Naar boven ↑

Rechtspraak

werknemer/O'Neil Europe Holding BV
Rechtbank Zeeland-West-Brabant, 18 december 2009
ECLI:NL:RBBRE:2009:BL6655

werknemer/O'Neil Europe Holding BV

Gedeeltelijk arbeidsongeschikte werknemer die weigert passende arbeid te verrichten, verliest slechts aanspraak op loon over het arbeidsgeschikte deel. Gehele uitsluiting van loonbetaling is onrechtvaardig

Werknemer is in 1993 in dienst getreden van (de rechtsvoorganger van) O'Neil Europe Holding (ONH), laatstelijk in de functie van Chief Legal Officer tegen een beloning van € 17.000,=. Op 10 november 2008 is werknemer uitgevallen wegens arbeidsongeschiktheid. ONH heeft de eerste 52 weken arbeidsongeschiktheid 100% van het loon doorbetaald. Vervolgens is ONH overgegaan tot betaling van 70% van het loon. Werknemer is van mening dat hij recht heeft op 100% doorbetaling tijdens ziekte. Werknemer baseert zich op de CAO voor de Mode-, Interieur-, Tapijt- en Textielindustrie (CAO MITT). Omdat vanwege dit geschil werknemer zijn re-integratieverplichtingen niet is nagekomen, heeft ONH vervolgens het loon geheel gestaakt. Thans vordert werknemer loon.

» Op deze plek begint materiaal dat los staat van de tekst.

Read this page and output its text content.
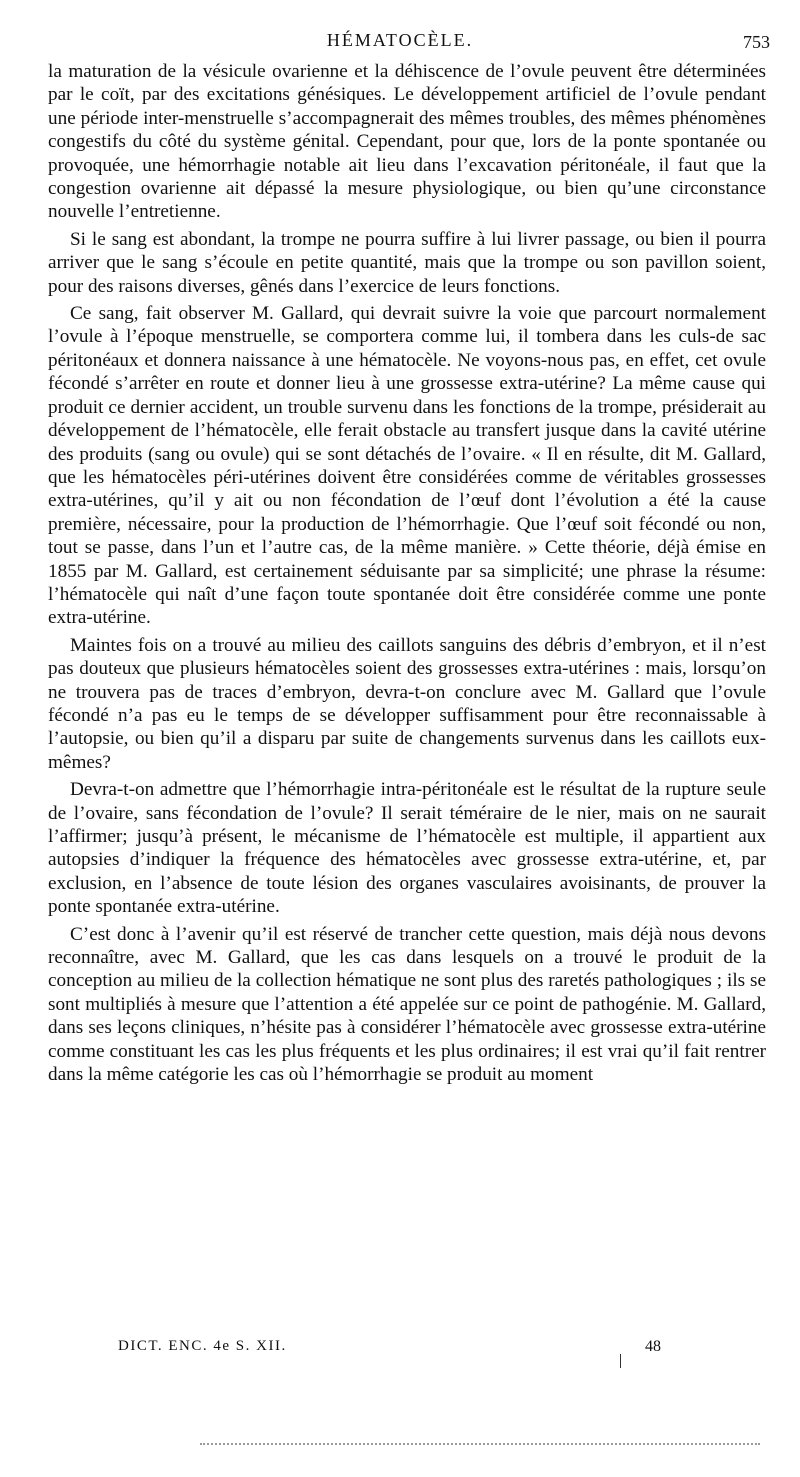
HÉMATOCÈLE.	753

la maturation de la vésicule ovarienne et la déhiscence de l’ovule peuvent être déterminées par le coït, par des excitations génésiques. Le développement artificiel de l’ovule pendant une période inter-menstruelle s’accompagnerait des mêmes troubles, des mêmes phénomènes congestifs du côté du système génital. Cependant, pour que, lors de la ponte spontanée ou provoquée, une hémorrhagie notable ait lieu dans l’excavation péritonéale, il faut que la congestion ovarienne ait dépassé la mesure physiologique, ou bien qu’une circonstance nouvelle l’entretienne.

Si le sang est abondant, la trompe ne pourra suffire à lui livrer passage, ou bien il pourra arriver que le sang s’écoule en petite quantité, mais que la trompe ou son pavillon soient, pour des raisons diverses, gênés dans l’exercice de leurs fonctions.

Ce sang, fait observer M. Gallard, qui devrait suivre la voie que parcourt normalement l’ovule à l’époque menstruelle, se comportera comme lui, il tombera dans les culs-de sac péritonéaux et donnera naissance à une hématocèle. Ne voyons-nous pas, en effet, cet ovule fécondé s’arrêter en route et donner lieu à une grossesse extra-utérine? La même cause qui produit ce dernier accident, un trouble survenu dans les fonctions de la trompe, présiderait au développement de l’hématocèle, elle ferait obstacle au transfert jusque dans la cavité utérine des produits (sang ou ovule) qui se sont détachés de l’ovaire. « Il en résulte, dit M. Gallard, que les hématocèles péri-utérines doivent être considérées comme de véritables grossesses extra-utérines, qu’il y ait ou non fécondation de l’œuf dont l’évolution a été la cause première, nécessaire, pour la production de l’hémorrhagie. Que l’œuf soit fécondé ou non, tout se passe, dans l’un et l’autre cas, de la même manière. » Cette théorie, déjà émise en 1855 par M. Gallard, est certainement séduisante par sa simplicité; une phrase la résume: l’hématocèle qui naît d’une façon toute spontanée doit être considérée comme une ponte extra-utérine.

Maintes fois on a trouvé au milieu des caillots sanguins des débris d’embryon, et il n’est pas douteux que plusieurs hématocèles soient des grossesses extra-utérines : mais, lorsqu’on ne trouvera pas de traces d’embryon, devra-t-on conclure avec M. Gallard que l’ovule fécondé n’a pas eu le temps de se développer suffisamment pour être reconnaissable à l’autopsie, ou bien qu’il a disparu par suite de changements survenus dans les caillots eux-mêmes?

Devra-t-on admettre que l’hémorrhagie intra-péritonéale est le résultat de la rupture seule de l’ovaire, sans fécondation de l’ovule? Il serait téméraire de le nier, mais on ne saurait l’affirmer; jusqu’à présent, le mécanisme de l’hématocèle est multiple, il appartient aux autopsies d’indiquer la fréquence des hématocèles avec grossesse extra-utérine, et, par exclusion, en l’absence de toute lésion des organes vasculaires avoisinants, de prouver la ponte spontanée extra-utérine.

C’est donc à l’avenir qu’il est réservé de trancher cette question, mais déjà nous devons reconnaître, avec M. Gallard, que les cas dans lesquels on a trouvé le produit de la conception au milieu de la collection hématique ne sont plus des raretés pathologiques ; ils se sont multipliés à mesure que l’attention a été appelée sur ce point de pathogénie. M. Gallard, dans ses leçons cliniques, n’hésite pas à considérer l’hématocèle avec grossesse extra-utérine comme constituant les cas les plus fréquents et les plus ordinaires; il est vrai qu’il fait rentrer dans la même catégorie les cas où l’hémorrhagie se produit au moment

DICT. ENC. 4e S. XII.	48
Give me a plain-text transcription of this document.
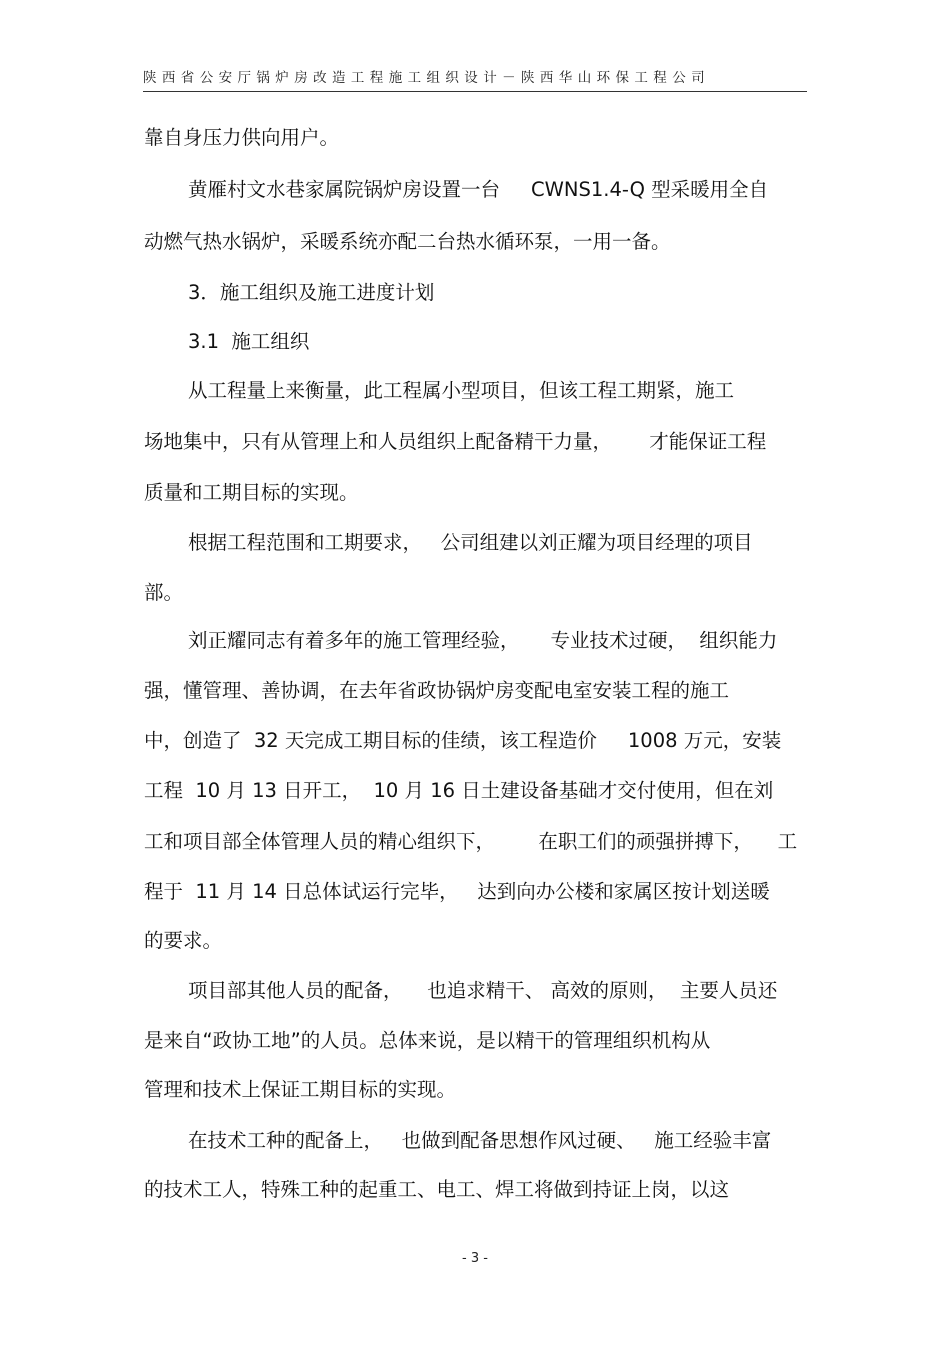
陕西省公安厅锅炉房改造工程施工组织设计－陕西华山环保工程公司
靠自身压力供向用户。
黄雁村文水巷家属院锅炉房设置一台     CWNS1.4-Q 型采暖用全自
动燃气热水锅炉，采暖系统亦配二台热水循环泵，一用一备。
3．施工组织及施工进度计划
3.1  施工组织
从工程量上来衡量，此工程属小型项目，但该工程工期紧，施工
场地集中，只有从管理上和人员组织上配备精干力量，      才能保证工程
质量和工期目标的实现。
根据工程范围和工期要求，   公司组建以刘正耀为项目经理的项目
部。
刘正耀同志有着多年的施工管理经验，     专业技术过硬，  组织能力
强，懂管理、善协调，在去年省政协锅炉房变配电室安装工程的施工
中，创造了  32 天完成工期目标的佳绩，该工程造价     1008 万元，安装
工程  10 月 13 日开工，  10 月 16 日土建设备基础才交付使用，但在刘
工和项目部全体管理人员的精心组织下，       在职工们的顽强拼搏下，    工
程于  11 月 14 日总体试运行完毕，   达到向办公楼和家属区按计划送暖
的要求。
项目部其他人员的配备，    也追求精干、 高效的原则，  主要人员还
是来自“政协工地”的人员。总体来说，是以精干的管理组织机构从
管理和技术上保证工期目标的实现。
在技术工种的配备上，   也做到配备思想作风过硬、   施工经验丰富
的技术工人，特殊工种的起重工、电工、焊工将做到持证上岗，以这
- 3 -
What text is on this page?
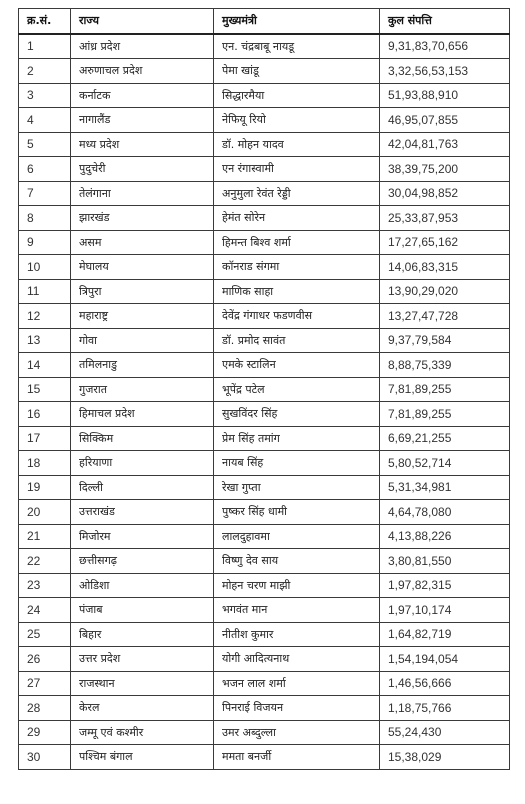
क्र.सं.	राज्य	मुख्यमंत्री	कुल संपत्ति
1	आंध्र प्रदेश	एन. चंद्रबाबू नायडू	9,31,83,70,656
2	अरुणाचल प्रदेश	पेमा खांडू	3,32,56,53,153
3	कर्नाटक	सिद्धारमैया	51,93,88,910
4	नागालैंड	नेफियू रियो	46,95,07,855
5	मध्य प्रदेश	डॉ. मोहन यादव	42,04,81,763
6	पुदुचेरी	एन रंगास्वामी	38,39,75,200
7	तेलंगाना	अनुमुला रेवंत रेड्डी	30,04,98,852
8	झारखंड	हेमंत सोरेन	25,33,87,953
9	असम	हिमन्त बिश्व शर्मा	17,27,65,162
10	मेघालय	कॉनराड संगमा	14,06,83,315
11	त्रिपुरा	माणिक साहा	13,90,29,020
12	महाराष्ट्र	देवेंद्र गंगाधर फडणवीस	13,27,47,728
13	गोवा	डॉ. प्रमोद सावंत	9,37,79,584
14	तमिलनाडु	एमके स्टालिन	8,88,75,339
15	गुजरात	भूपेंद्र पटेल	7,81,89,255
16	हिमाचल प्रदेश	सुखविंदर सिंह	7,81,89,255
17	सिक्किम	प्रेम सिंह तमांग	6,69,21,255
18	हरियाणा	नायब सिंह	5,80,52,714
19	दिल्ली	रेखा गुप्ता	5,31,34,981
20	उत्तराखंड	पुष्कर सिंह धामी	4,64,78,080
21	मिजोरम	लालदुहावमा	4,13,88,226
22	छत्तीसगढ़	विष्णु देव साय	3,80,81,550
23	ओडिशा	मोहन चरण माझी	1,97,82,315
24	पंजाब	भगवंत मान	1,97,10,174
25	बिहार	नीतीश कुमार	1,64,82,719
26	उत्तर प्रदेश	योगी आदित्यनाथ	1,54,194,054
27	राजस्थान	भजन लाल शर्मा	1,46,56,666
28	केरल	पिनराई विजयन	1,18,75,766
29	जम्मू एवं कश्मीर	उमर अब्दुल्ला	55,24,430
30	पश्चिम बंगाल	ममता बनर्जी	15,38,029
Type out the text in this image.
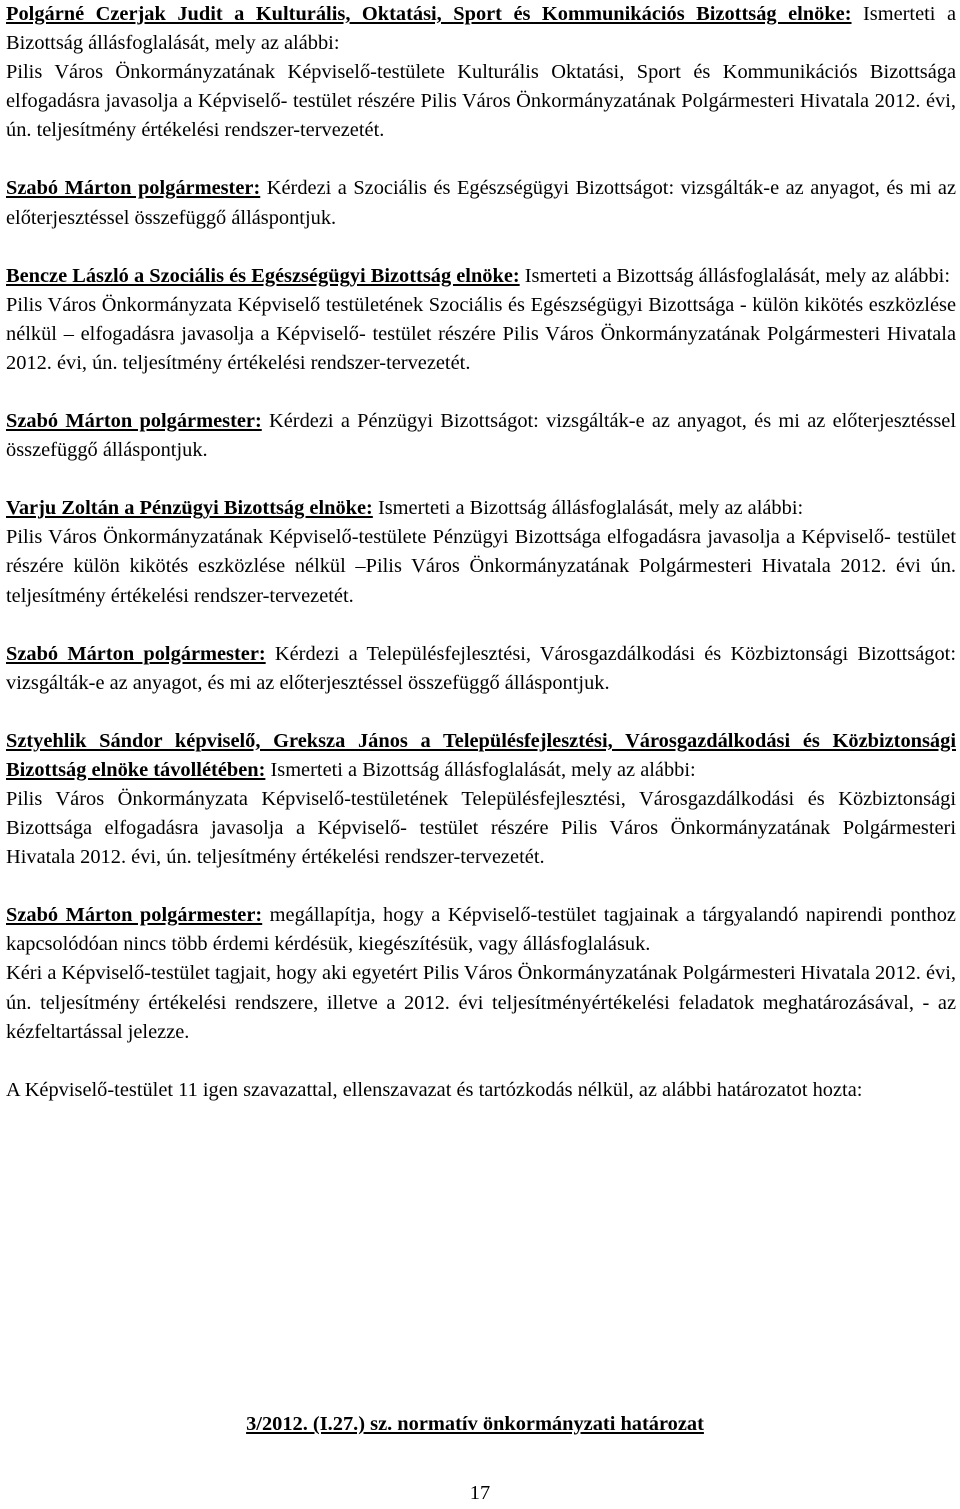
Polgárné Czerjak Judit a Kulturális, Oktatási, Sport és Kommunikációs Bizottság elnöke: Ismerteti a Bizottság állásfoglalását, mely az alábbi:

Pilis Város Önkormányzatának Képviselő-testülete Kulturális Oktatási, Sport és Kommunikációs Bizottsága elfogadásra javasolja a Képviselő- testület részére Pilis Város Önkormányzatának Polgármesteri Hivatala 2012. évi, ún. teljesítmény értékelési rendszer-tervezetét.

Szabó Márton polgármester: Kérdezi a Szociális és Egészségügyi Bizottságot: vizsgálták-e az anyagot, és mi az előterjesztéssel összefüggő álláspontjuk.

Bencze László a Szociális és Egészségügyi Bizottság elnöke: Ismerteti a Bizottság állásfoglalását, mely az alábbi:

Pilis Város Önkormányzata Képviselő testületének Szociális és Egészségügyi Bizottsága - külön kikötés eszközlése nélkül – elfogadásra javasolja a Képviselő- testület részére Pilis Város Önkormányzatának Polgármesteri Hivatala 2012. évi, ún. teljesítmény értékelési rendszer-tervezetét.

Szabó Márton polgármester: Kérdezi a Pénzügyi Bizottságot: vizsgálták-e az anyagot, és mi az előterjesztéssel összefüggő álláspontjuk.

Varju Zoltán a Pénzügyi Bizottság elnöke: Ismerteti a Bizottság állásfoglalását, mely az alábbi:

Pilis Város Önkormányzatának Képviselő-testülete Pénzügyi Bizottsága elfogadásra javasolja a Képviselő- testület részére külön kikötés eszközlése nélkül –Pilis Város Önkormányzatának Polgármesteri Hivatala 2012. évi ún. teljesítmény értékelési rendszer-tervezetét.

Szabó Márton polgármester: Kérdezi a Településfejlesztési, Városgazdálkodási és Közbiztonsági Bizottságot: vizsgálták-e az anyagot, és mi az előterjesztéssel összefüggő álláspontjuk.

Sztyehlik Sándor képviselő, Greksza János a Településfejlesztési, Városgazdálkodási és Közbiztonsági Bizottság elnöke távollétében: Ismerteti a Bizottság állásfoglalását, mely az alábbi:

Pilis Város Önkormányzata Képviselő-testületének Településfejlesztési, Városgazdálkodási és Közbiztonsági Bizottsága elfogadásra javasolja a Képviselő- testület részére Pilis Város Önkormányzatának Polgármesteri Hivatala 2012. évi, ún. teljesítmény értékelési rendszer-tervezetét.

Szabó Márton polgármester: megállapítja, hogy a Képviselő-testület tagjainak a tárgyalandó napirendi ponthoz kapcsolódóan nincs több érdemi kérdésük, kiegészítésük, vagy állásfoglalásuk.

Kéri a Képviselő-testület tagjait, hogy aki egyetért Pilis Város Önkormányzatának Polgármesteri Hivatala 2012. évi, ún. teljesítmény értékelési rendszere, illetve a 2012. évi teljesítményértékelési feladatok meghatározásával, - az kézfeltartással jelezze.

A Képviselő-testület 11 igen szavazattal, ellenszavazat és tartózkodás nélkül, az alábbi határozatot hozta:

3/2012. (I.27.) sz. normatív önkormányzati határozat
17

De kantonrechter oordeelt als volgt. ONH is niet betrokken bij de CAO MITT en valt ook niet onder het toepassingsbereik. Voorts is niet gebleken dat sprake is van een incorporatiebeding. De stelling van werknemer dat het incorporatiebeding in de arbeidsovereenkomst van de rechtsvoorganger van ONH met zich brengt dat hij recht behoudt op 100% van zijn loon, faalt om twee redenen. Allereerst is werknemer er niet in geslaagd aan te tonen dat een dergelijk incorporatiebeding in zijn oorspronkelijke overeenkomst stond opgenomen. Daarnaast is werknemer niet geslaagd in het bewijs dat sprake zou zijn geweest van een overgang van onderneming in de zin van artikel 7:662 BW. Onvoldoende aannemelijk is geworden dat de juridische afdeling een zelfstandige economische activiteit is welke krachtens overeenkomst is overgedragen met behoud van identiteit. Ten slotte is geen sprake geweest van een gerechtvaardigd vertrouwen dat de CAO MITT op de arbeidsovereenkomst zou worden toegepast. Het enkele feit dat ONH een aantal regelingen uit deze cao toepast op de arbeidsrelatie is daartoe onvoldoende. Ook het feit dat in de oorspronkelijke overeenkomst een loonsuppletie stond opgenomen, is ontoereikend. Deze loonsuppletie had betrekking op oude regelgeving, waardoor een werkgever maar 52 weken het loon moest doorbetalen. Dat partijen geen aanvullende afspraken hebben gemaakt toen de loondoorbetalingsplicht met 52 weken werd verlengd, kan niet voor risico van werkgever komen.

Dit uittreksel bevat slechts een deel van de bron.